Rasional : memaksimalkan bernapas dan menurunkan kerja napas
3.      Resiko tinggi infeksi terhadap ( penyebaran ). Factor resiko ketidak adekuatan pertahanan utama (penurunan kerja silia)
Tujuan : Tidak terjadi resiko infeksi
Criteria hasil :
a.       Mencapai waktu perbaikan infeksi berulang tanpa komplikasi
b.      Mengidentifikasi intervensi untuk mencegah/menurunkan resiko infeksi
Intervensi
a.       Pantau tanda vital dengan ketat,khususnya selama awal terapi.
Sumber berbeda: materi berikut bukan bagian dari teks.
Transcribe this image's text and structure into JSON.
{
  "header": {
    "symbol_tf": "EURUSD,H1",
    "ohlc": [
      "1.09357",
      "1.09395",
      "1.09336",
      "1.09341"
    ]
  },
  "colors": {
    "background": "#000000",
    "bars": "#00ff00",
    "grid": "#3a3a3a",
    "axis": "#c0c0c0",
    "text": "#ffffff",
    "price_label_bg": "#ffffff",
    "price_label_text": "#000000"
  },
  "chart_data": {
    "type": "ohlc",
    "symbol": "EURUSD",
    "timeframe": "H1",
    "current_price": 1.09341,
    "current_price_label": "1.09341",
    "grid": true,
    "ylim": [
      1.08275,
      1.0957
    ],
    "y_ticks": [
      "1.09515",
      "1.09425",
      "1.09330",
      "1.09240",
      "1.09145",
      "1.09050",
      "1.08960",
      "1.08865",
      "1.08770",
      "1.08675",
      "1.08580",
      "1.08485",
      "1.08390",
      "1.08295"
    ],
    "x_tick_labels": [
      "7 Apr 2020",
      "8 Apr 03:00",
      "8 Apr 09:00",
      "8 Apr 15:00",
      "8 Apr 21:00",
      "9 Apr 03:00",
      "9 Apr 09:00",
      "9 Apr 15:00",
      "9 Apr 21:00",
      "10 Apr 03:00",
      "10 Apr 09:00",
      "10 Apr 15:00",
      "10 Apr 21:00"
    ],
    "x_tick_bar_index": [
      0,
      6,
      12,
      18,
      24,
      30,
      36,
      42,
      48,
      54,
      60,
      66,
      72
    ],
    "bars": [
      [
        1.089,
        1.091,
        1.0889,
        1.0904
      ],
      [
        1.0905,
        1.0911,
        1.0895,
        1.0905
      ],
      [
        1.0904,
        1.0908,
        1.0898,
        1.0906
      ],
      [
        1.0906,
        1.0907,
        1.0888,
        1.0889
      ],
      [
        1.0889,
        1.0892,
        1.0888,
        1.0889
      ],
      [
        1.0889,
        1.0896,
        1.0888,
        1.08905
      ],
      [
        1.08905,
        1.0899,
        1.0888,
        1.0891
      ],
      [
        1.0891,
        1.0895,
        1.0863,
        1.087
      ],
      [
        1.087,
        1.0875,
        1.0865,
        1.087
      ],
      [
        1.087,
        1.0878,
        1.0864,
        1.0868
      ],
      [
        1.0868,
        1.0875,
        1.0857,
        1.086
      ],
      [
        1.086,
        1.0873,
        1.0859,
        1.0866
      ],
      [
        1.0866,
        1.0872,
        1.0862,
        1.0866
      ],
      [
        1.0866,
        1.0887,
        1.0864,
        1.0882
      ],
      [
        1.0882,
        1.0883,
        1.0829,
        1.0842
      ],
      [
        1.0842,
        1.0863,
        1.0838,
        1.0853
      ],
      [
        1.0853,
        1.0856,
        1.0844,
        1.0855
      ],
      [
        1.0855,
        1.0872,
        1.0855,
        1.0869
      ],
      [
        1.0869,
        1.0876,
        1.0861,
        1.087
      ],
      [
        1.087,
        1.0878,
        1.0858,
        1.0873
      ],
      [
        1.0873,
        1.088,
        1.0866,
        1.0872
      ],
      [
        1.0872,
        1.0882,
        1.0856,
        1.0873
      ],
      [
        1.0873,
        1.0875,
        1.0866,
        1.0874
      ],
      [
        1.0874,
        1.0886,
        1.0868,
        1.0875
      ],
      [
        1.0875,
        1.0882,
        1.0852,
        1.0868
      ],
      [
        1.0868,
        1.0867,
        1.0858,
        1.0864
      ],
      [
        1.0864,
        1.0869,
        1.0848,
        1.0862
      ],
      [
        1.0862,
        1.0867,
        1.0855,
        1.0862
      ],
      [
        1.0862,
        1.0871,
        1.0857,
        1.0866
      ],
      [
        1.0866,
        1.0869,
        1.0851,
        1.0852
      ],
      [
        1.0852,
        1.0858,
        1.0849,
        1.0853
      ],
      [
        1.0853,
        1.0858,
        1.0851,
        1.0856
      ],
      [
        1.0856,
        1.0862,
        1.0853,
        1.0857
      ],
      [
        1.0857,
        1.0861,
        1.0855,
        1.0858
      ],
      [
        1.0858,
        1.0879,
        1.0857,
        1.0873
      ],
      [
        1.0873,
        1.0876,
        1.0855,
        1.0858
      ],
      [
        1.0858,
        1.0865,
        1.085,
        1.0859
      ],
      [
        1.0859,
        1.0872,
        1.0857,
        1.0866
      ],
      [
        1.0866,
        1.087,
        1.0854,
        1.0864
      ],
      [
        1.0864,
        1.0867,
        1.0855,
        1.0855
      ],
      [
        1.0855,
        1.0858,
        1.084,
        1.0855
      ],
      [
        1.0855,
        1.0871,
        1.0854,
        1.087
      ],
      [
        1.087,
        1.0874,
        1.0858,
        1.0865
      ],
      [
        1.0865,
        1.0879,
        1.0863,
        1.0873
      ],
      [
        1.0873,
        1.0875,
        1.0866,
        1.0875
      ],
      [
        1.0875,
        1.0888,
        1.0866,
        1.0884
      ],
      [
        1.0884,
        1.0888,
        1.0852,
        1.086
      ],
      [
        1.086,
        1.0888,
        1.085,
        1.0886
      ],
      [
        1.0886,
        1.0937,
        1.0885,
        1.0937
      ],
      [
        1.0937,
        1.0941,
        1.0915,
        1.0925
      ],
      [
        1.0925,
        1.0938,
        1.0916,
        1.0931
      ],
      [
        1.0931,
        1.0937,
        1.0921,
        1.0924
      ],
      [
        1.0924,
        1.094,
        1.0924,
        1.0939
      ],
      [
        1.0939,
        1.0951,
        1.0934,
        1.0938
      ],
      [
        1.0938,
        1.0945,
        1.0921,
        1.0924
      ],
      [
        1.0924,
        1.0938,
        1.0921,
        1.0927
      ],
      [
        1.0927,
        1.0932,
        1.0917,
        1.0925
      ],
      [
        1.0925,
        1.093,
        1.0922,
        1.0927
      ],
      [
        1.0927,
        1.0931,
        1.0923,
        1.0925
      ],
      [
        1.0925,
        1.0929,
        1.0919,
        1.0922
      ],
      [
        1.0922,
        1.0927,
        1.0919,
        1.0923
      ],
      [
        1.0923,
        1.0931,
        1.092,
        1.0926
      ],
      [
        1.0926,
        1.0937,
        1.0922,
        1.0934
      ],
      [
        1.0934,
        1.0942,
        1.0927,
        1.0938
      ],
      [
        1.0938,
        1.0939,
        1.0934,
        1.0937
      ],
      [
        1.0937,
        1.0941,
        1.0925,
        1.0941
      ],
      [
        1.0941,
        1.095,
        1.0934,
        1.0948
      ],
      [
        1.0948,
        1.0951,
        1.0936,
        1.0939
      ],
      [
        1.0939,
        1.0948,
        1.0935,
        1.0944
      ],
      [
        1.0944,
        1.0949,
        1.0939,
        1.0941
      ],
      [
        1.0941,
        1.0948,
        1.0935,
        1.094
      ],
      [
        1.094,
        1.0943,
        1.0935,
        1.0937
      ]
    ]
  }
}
Rasional : selama periode waktu ini, potensial terjadi komplikasi
b.      Anjurkan klien untuk memperhatikan pengeluaran secret (misalnya meningkatkan pengeluaran daripada menelannya) dan melaporkan perubahan warna, jumlah dan secret.
Rasional : meskipun pasien dapat menemukan pengeluaran dan upaya infeksi atau menghindarinya, penting bahwa sputum harus dikeluarkan dengan cara aman. Perubahan karakteristik sputum menunjukkan terjadinya infeksi sekunder.
c.       Dorong teknik mencuci tangan baik
Rasional : menurunkan resiko penyebaran infeksi
d.      Batasi pengunjung sesuai indikasi.
Rasional : menurunkan pajanan terhadap pathogen infeksi lain.
e.       Kolaborasi berikan antimicrobial sesuai indikasi dengan hasil kultur sputum/darah, misalnya eritromisin.
Rasional : obat ini digunakan untuk membunuh kebanyakan mikrobial
4.      Gangguan pola tidur b/d aktivasi batuk
Tujuan : pasien dapat tidur dan istirahat sesuai kebutuhannya
Kriteria hasil :
a.       Jam tidur setiap harinya tetap
b.      Pola tidur normal
c.       Kualitas tidur baik
d.      tanda-tanda vital normal
e.       kebiasaan tidur siang teratur
intervensi
a.       kaji kebiasaan tidur klien sebelum dan sesudah tidur
Rasional : untuk mengetahui kebiasaan tidur klien serta gangguan yang dirasakan dan membantu dalam menentukan intervensi selanjutnya
b.      diskusikan kemungkinan penyebab gangguan tidur
Rasional : mengetahui penyebab gangguan tidur sehingga mempermudah intervensi selanjutnya
c.       Beri posisi yang nyaman
Rasional : posisi yang nyaman dapat meningkatkan relaksasi sehingga menstimulasi untuk tidur
d.      Anjurkan klien untuk mengkomsumsi makanan atau miniman yang tinggi protein sebelum tidur
Rasional : protein menghasilkan triptofan yang mempunyai efek sedative
e.       Anjurkan keluarga klien untuk menciptakan lingkungan yang tenang dan nyaman
Rasional : lingkungan yang tenang dapat memberikan rasa nyaman sehingga menstimulasi klien untuk tidur.